On Saturday 31st July 2010 I awoke at 4 am in Bowness-On-Solway due to run the entire length of Hadrians Wall. Me and Ferelith left the wonderful B&B and headed to meet Andrew Murray and Donnie Campbell who would also be taking on the challenge. Not only were we going to run it, we were going to take on the current official record for doing so in one day. The course record stood at 19hrs 55mins, set by Jon Watts in 2004 and we had ambitions of around 17 hours which were ambitious.
We set off in the cold morning at 5am cheered on by our wonderful support team and Jon himself.
We started quickly, our plan was to nail the opening 30 miles then slow down for the hilly middle section. The planned worked as we completed the first 30 miles sub 4 hours. I was happy with the way I was feeling and covering the first 30 miles flew by and felt easy enough.
Up until this point the only thing untoward was a spot of vomiting from Andy but we pushed on making sure to keep the electrolytes and food intake up. Hadrians Wall is flat for the first third, hills for the middle and flat for the last part and I couldnt wait for the hills to start, I hate running on flat ground for any length of time.
At mile 45 nearing the end of the hilliest sections we were met by a reporter from The Hexham Times who took our picture then he sent us on our way again. I was pleased to get going as stopping meant time wasted and possibly cramps.
Throughout the run we had to dart through fields with Cows and they were none to pleased, so much so that in one field a Bull decided to charge me and my natural response was to leap over the fence to my right which happened to be laced with barbed wire. I cut my hand open and it bled badly. I also twisted my shoulder giving me a lot of pain, something I would not notice fully until I stopped running that night.
A few miles later I was struggling and ready to pack it in, Ferelith gave me a talking to in the car and I decided to carry on. There were even tears, I had to man up and I did thanks to Ferelith.
At mile 77 Donnie had no choice but to call it a day, he had been vomiting for some time, a lack of food intake and dehydration meant only one thing, he had to end it.
This was a turning point for me, seeing Donnie suffer so much made me realise just how big a challenge this was, I pushed on with Andrew and tried to block out the negative thoughts, after all, how many people could run 77 miles non stop let alone 84 or 100 as is would end up being!

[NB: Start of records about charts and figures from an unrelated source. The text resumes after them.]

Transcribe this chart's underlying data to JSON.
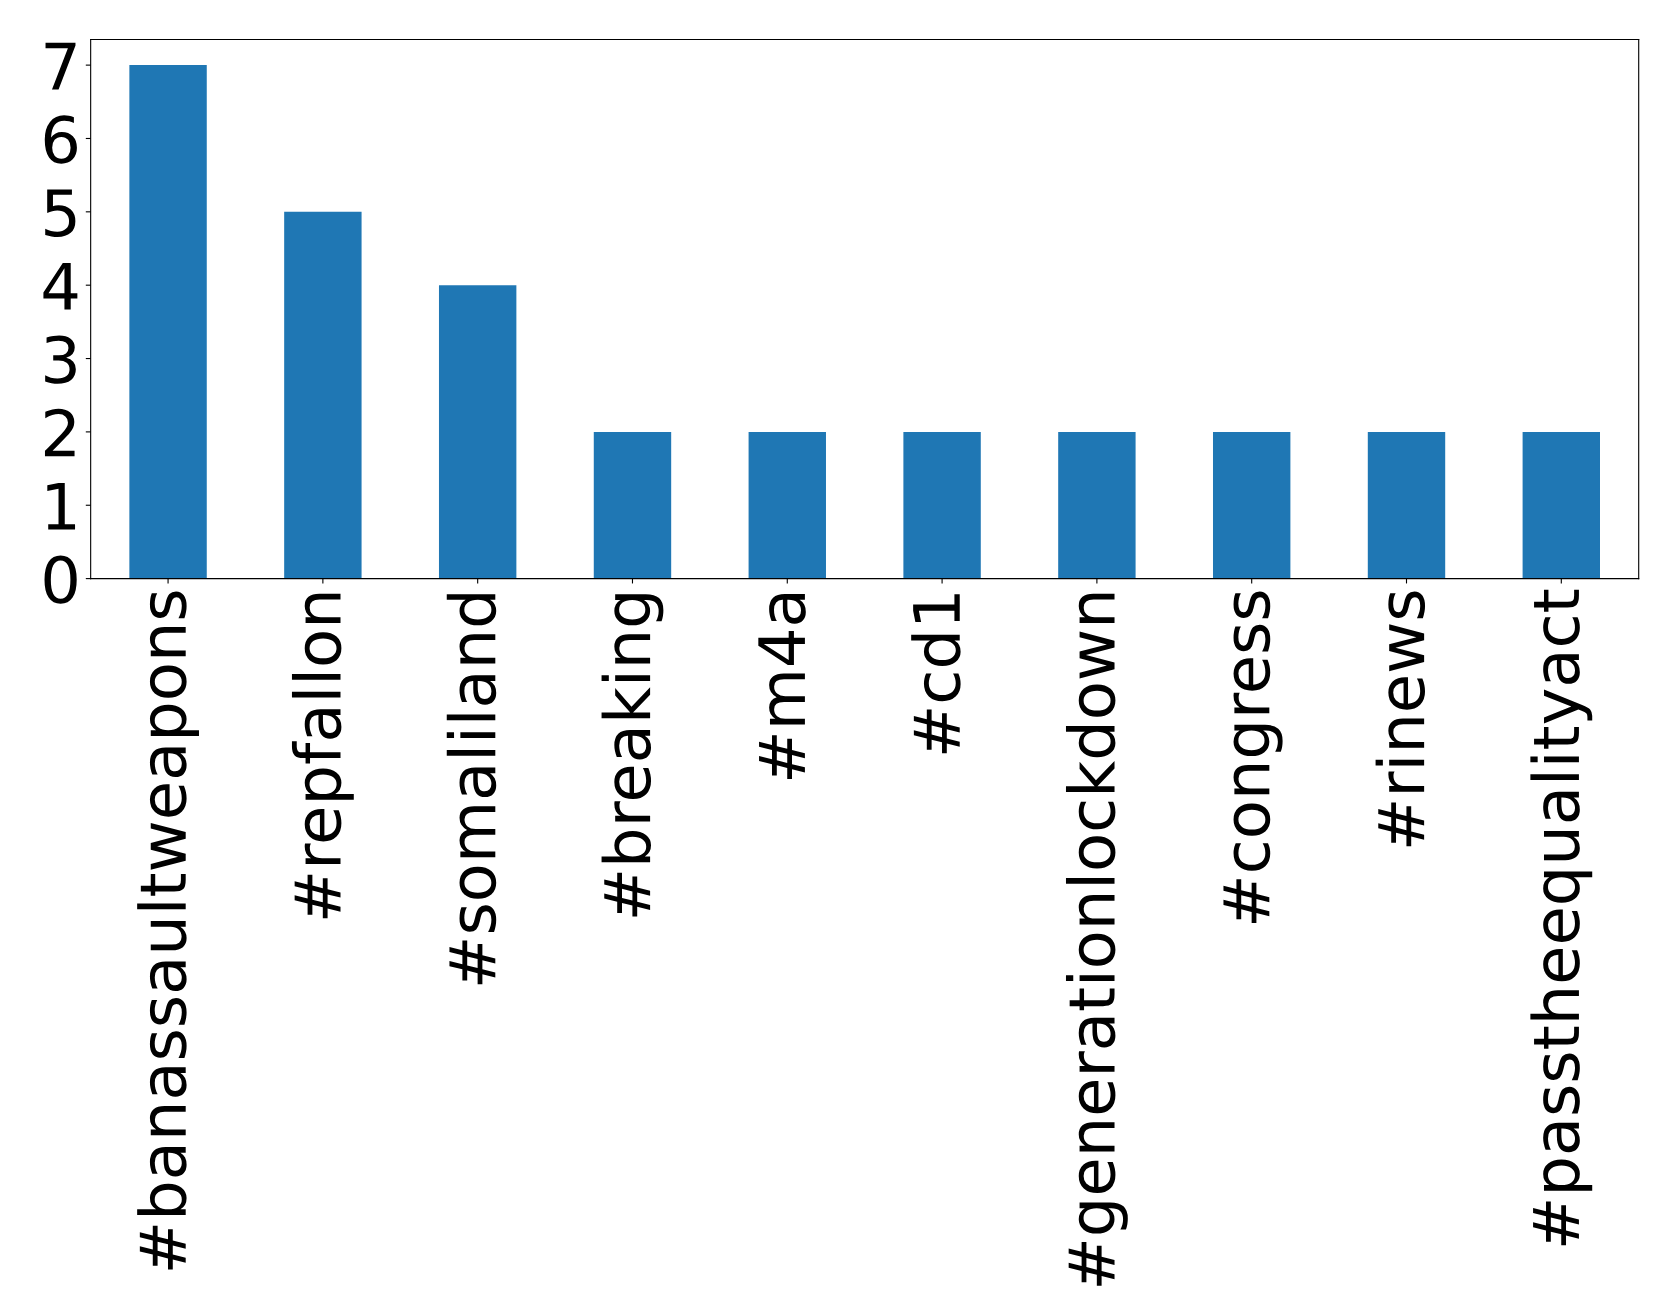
{
  "chart_data": {
    "type": "bar",
    "categories": [
      "#banassaultweapons",
      "#repfallon",
      "#somaliland",
      "#breaking",
      "#m4a",
      "#cd1",
      "#generationlockdown",
      "#congress",
      "#rinews",
      "#passtheequalityact"
    ],
    "values": [
      7,
      5,
      4,
      2,
      2,
      2,
      2,
      2,
      2,
      2
    ],
    "color": "#1f77b4",
    "ylim": [
      0,
      7.35
    ],
    "yticks": [
      0,
      1,
      2,
      3,
      4,
      5,
      6,
      7
    ],
    "grid": false
  }
}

With 15 miles to go (and 85 miles on the clock due to wrong turns and elevation) we met Andrews Friend, the fresh blood certainly gave us a boost and allowed me to keep quiet and go into my own head for a while, its a very healthy place to be, your own head but it can lead to problems especially when your doing something this difficult.
Again we took a wrong turn and ended up running directly through the Big Market in Newcastle, not the best place to be on a Saturday night!
We eventually found the support crew at the Tyne Bridge, by this point I was totally beat, I slumped down into the chair that was laid out for me exhausted. Ferelith had to force Fruit Pastles into my mouth to keep my energy levels up, although I could barely chew them. 6 miles were left to go, which is nothing normally but at this stage it seemed impossible. We had a team talk and fired one another up and cracked on with it, to say going on was the hardest thing Ive ever had to do wouldnt be much of a lie. Running the 50 marathons hadn’t tested me as much as the previous 17 hours had, mentally anyway.
So we pushed on into the lonely night in our own private hell, all i could feel was what I thought were toenails rolling around inside my shoes and chaffing on various parts of my body. I was never going to give in though, I cope best when Im completely stretched and close to breaking and I have to tell you I am more comfortable in that scenario than in any other. Thats what living is surely? Putting yourself out there?
As we ran along the final 3 miles of cycle path towards Wallsend I was ecstatic but in agony, it seemed like a grey mist was over my field of vision, all I could think was getting a cuddle at the end and a day in bed tomorrow. We sprinted the last 100 yeards to the finish and there were tears and cheering from a few of us. I couldnt believe I had run my first 100 miler and created a new record to boot.
The final figures were 100 miles, 16hrs 59mins, I burnt 12,000 calories and took nearly a quarter of a million strides during the run.
A day I will never forget, thank you to Andrew Murray, Donnie Campbell, Jon Watts and his lovely Wife and Jenni.
A special thank you to Ferelith, I have no doubt that I would have given in had you not been there at those crucial moments with your words.